James was convicted in January 1997 of more than 350 incidents of sexual abuse involving Kennedy and an unidentified Swift Current teammate, and was sentenced to 42 months in prison.
Fleury had remained silent on the issue until the release of his book last month. Earlier this week, he told the New York Post he had hired a lawyer and was ready to face James in court.
“I was not psychologically prepared to come forward then, I was not strong enough,” Fleury told the Post. “But I am now, and I will do whatever it takes, no matter what the repercussions might be.
“I will follow my attorney’s instructions as we go forward, but I am prepared to testify in court under oath if that becomes necessary. I will do whatever it takes.”
Fleury’s publicist says there has been no final decision on whether any legal action will be taken against James.

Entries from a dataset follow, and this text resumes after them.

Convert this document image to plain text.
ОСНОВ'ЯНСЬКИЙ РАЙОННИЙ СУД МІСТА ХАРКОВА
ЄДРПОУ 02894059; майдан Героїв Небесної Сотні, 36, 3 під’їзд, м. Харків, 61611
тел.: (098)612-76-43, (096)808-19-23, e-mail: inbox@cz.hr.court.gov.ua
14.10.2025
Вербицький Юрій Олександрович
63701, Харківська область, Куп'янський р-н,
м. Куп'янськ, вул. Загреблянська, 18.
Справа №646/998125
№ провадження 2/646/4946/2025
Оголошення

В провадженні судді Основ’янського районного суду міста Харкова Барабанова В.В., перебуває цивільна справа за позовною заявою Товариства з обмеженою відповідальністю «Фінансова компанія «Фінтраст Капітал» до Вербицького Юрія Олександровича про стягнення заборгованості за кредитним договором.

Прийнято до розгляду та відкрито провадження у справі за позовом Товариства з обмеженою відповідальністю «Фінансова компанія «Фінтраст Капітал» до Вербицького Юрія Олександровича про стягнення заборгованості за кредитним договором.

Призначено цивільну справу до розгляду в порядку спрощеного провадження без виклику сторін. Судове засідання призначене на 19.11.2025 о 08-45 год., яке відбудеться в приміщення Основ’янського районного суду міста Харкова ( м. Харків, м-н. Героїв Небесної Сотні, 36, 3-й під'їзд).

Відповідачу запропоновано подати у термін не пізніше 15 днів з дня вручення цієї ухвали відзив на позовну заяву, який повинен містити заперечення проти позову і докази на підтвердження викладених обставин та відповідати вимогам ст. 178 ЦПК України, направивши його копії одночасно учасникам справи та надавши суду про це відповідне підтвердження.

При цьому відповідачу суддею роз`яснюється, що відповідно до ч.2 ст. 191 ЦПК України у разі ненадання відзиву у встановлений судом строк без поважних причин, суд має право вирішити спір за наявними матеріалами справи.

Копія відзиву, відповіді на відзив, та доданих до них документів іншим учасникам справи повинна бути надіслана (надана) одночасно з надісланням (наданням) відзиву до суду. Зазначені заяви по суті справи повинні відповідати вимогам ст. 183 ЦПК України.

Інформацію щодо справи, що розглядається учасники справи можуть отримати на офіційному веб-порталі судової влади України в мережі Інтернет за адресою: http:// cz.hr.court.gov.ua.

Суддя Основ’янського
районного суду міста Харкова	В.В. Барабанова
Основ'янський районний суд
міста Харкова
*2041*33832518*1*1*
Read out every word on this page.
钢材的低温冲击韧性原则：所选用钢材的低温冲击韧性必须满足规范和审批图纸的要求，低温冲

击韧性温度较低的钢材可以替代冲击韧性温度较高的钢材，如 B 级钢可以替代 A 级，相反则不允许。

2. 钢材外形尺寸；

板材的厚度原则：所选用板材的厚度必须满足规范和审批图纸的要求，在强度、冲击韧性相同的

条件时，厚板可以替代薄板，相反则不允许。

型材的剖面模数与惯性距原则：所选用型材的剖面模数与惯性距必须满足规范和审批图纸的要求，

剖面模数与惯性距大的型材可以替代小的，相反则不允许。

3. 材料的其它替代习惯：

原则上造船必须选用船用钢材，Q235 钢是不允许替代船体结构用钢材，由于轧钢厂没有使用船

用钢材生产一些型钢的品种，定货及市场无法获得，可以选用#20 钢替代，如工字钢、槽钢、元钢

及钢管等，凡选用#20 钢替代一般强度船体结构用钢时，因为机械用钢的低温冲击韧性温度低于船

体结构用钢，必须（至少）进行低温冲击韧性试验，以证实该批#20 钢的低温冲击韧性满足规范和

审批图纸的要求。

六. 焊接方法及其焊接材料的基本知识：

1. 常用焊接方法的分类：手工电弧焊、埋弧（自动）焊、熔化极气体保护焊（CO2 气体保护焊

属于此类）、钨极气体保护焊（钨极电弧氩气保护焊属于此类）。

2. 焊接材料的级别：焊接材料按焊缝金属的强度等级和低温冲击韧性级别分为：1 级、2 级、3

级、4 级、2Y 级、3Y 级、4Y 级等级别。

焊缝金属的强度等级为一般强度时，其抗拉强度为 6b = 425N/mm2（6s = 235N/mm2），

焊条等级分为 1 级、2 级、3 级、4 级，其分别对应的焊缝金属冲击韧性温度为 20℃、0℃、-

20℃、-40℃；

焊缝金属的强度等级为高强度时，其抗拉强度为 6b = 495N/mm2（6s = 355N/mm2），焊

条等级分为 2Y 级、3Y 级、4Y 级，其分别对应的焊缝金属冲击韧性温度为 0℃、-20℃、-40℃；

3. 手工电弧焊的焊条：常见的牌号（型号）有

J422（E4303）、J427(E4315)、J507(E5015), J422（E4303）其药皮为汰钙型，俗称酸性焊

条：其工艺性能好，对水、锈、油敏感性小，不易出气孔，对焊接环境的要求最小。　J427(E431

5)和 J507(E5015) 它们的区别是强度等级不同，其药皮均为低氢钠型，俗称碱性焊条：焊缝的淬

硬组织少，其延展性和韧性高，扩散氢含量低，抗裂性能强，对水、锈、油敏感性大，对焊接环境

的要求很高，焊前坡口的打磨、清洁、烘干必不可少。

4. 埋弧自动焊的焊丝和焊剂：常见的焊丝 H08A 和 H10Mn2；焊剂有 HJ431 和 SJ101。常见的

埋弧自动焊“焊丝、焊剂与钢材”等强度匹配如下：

“The legal team led by Calgary based lawyer, Hersh Wolch, is working diligently through all the necessary steps and will advise Theoren Fleury on the situation in the weeks ahead,” said Angie Lamirande. “Whether or not Fleury will press charges or if a lawsuit will be filed is still not as simple as a yes or no answer and the decision does not lie solely on the shoulders of Fleury.”
But Kennedy doesn’t understand why there would be any delay in laying charges if that’s ultimately what Fleury wants to do.
“Why wouldn’t he be able to lay charges?,” the 40-year-old Kennedy said. “Theoren’s done this (accused James of assault in his book) and it’s no different filing a complaint than what he’s done in front of every press conference he’s held here in the last couple of months.”
As far as Kennedy is concerned, the move is long overdue.
“I think it’s so important, especially being in the public eye and promoting others to come forward, that we do the right thing ourselves,” said Kennedy. “I think it’s a moral obligation to charge somebody who has allegedly ruined your life.”
James has not commented publicly on Fleury’s allegations since the hockey player’s account hit the headlines.
Police officials in Calgary could not confirm whether they are investigating the allegations.
“It’s a really difficult one for us because we can’t identify and talk about anyone who is under investigation or identify a victim of crime even if a victim is talking about it,” explained police spokesman Michael Nunn. “We wouldn’t be able to confirm if he’s made an official complaint.”
Wolch didn’t immediately return a phone message Wednesday.
Kennedy, who was also a teammate of Fleury’s on the Calgary Flames, has dedicated his life to speaking out about sexual abuse and was recently elected to the board of the Canadian Society for the Investigation of Child Abuse.
He said the James ordeal robbed him of his love of the game and he has been worried about Fleury.
“I’ve stated before that I was concerned about Theoren in this whole process and for me its been 13 years and I have taken an honest look at everything and owned it and accepted the fact that was my life,” said Kennedy.